Dynamic blueprint supported features

The components that will be installed are only those defined in the blueprint_dynamic variable.

Supported in this case means all prerequites (databases, passwords, required configs) are taken care of and the component is deployed successfully on the chosen host_group.

[x] HDP Services: HDFS, YARN + MapReduce2, Hive, HBase, Accumulo, Oozie, ZooKeeper, Storm, Atlas, Kafka, Knox, Log Search, Ranger, Ranger KMS, SmartSense, Spark2, Zeppelin, Druid, Superset

[x] HDF Services: NiFi, NiFi Registry, Schema Registry, Streaming Analytics Manager, ZooKeeper, Storm, Kafka, Knox, Ranger, Log Search

[x] HA Configuration: NameNode, ResourceManager, Hive, HBase, Ranger KMS, Druid

[x] Secure clusters with MIT KDC (Ambari managed)

[x] Secure clusters with Microsoft AD (Ambari managed)

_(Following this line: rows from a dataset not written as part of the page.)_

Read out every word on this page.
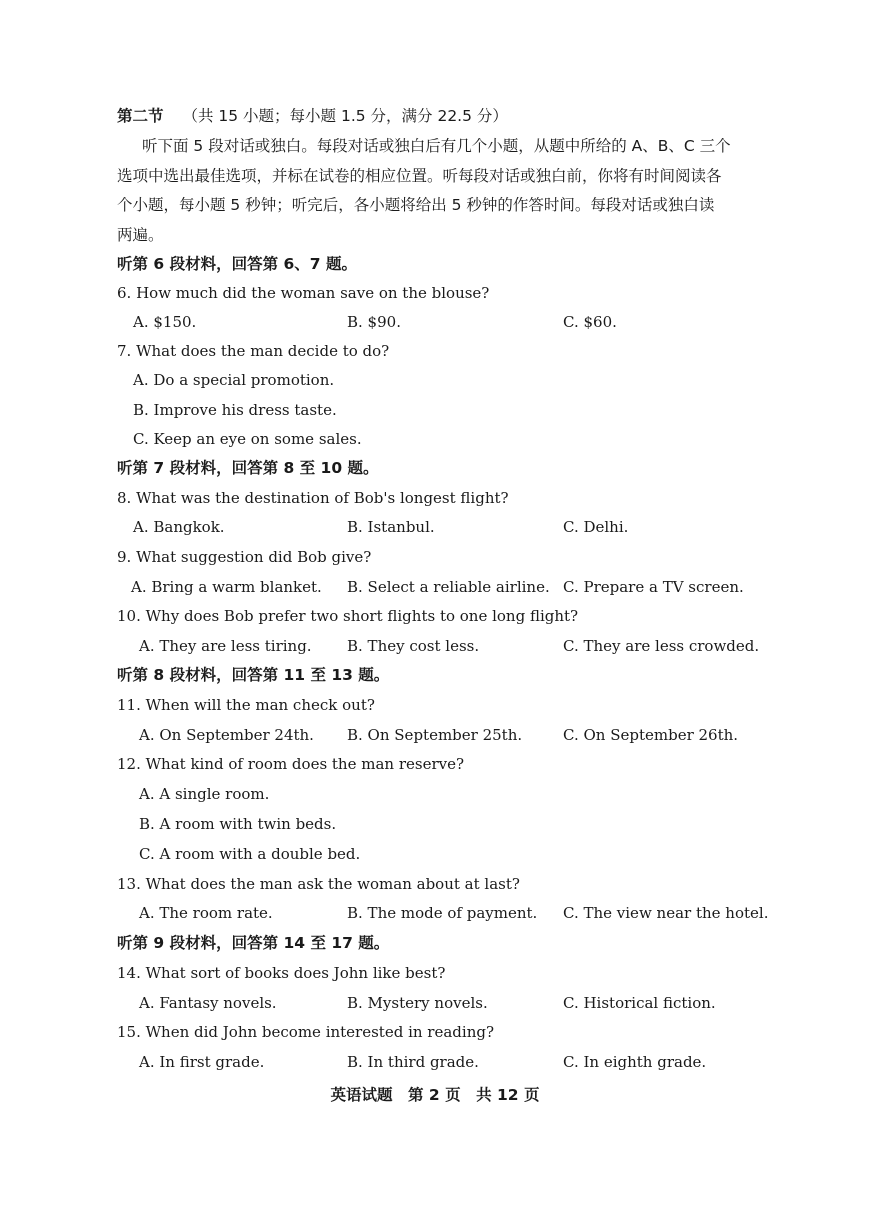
第二节 （共 15 小题；每小题 1.5 分，满分 22.5 分）
听下面 5 段对话或独白。每段对话或独白后有几个小题，从题中所给的 A、B、C 三个
选项中选出最佳选项，并标在试卷的相应位置。听每段对话或独白前，你将有时间阅读各
个小题，每小题 5 秒钟；听完后，各小题将给出 5 秒钟的作答时间。每段对话或独白读
两遍。
听第 6 段材料，回答第 6、7 题。
6. How much did the woman save on the blouse?
A. $150.	B. $90.	C. $60.
7. What does the man decide to do?
A. Do a special promotion.
B. Improve his dress taste.
C. Keep an eye on some sales.
听第 7 段材料，回答第 8 至 10 题。
8. What was the destination of Bob's longest flight?
A. Bangkok.	B. Istanbul.	C. Delhi.
9. What suggestion did Bob give?
A. Bring a warm blanket. B. Select a reliable airline. C. Prepare a TV screen.
10. Why does Bob prefer two short flights to one long flight?
A. They are less tiring. B. They cost less.	C. They are less crowded.
听第 8 段材料，回答第 11 至 13 题。
11. When will the man check out?
A. On September 24th. B. On September 25th.	C. On September 26th.
12. What kind of room does the man reserve?
A. A single room.
B. A room with twin beds.
C. A room with a double bed.
13. What does the man ask the woman about at last?
A. The room rate.	B. The mode of payment. C. The view near the hotel.
听第 9 段材料，回答第 14 至 17 题。
14. What sort of books does John like best?
A. Fantasy novels.	B. Mystery novels.	C. Historical fiction.
15. When did John become interested in reading?
A. In first grade.	B. In third grade.	C. In eighth grade.
英语试题　第 2 页　共 12 页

[x] Install Ranger and enable all plugins

[x] Ranger KMS

[ ] Ranger AD integration

[ ] Hadoop SSL

[ ] Hadoop AD integration

[ ] NiFi SSL

[ ] NiFi AD integration

[ ] Basic memory settings tuning

[ ] Make use of additional storage for HDP workers

[ ] Make use of additional storage for master services

[ ] Configure additional storage for NiFi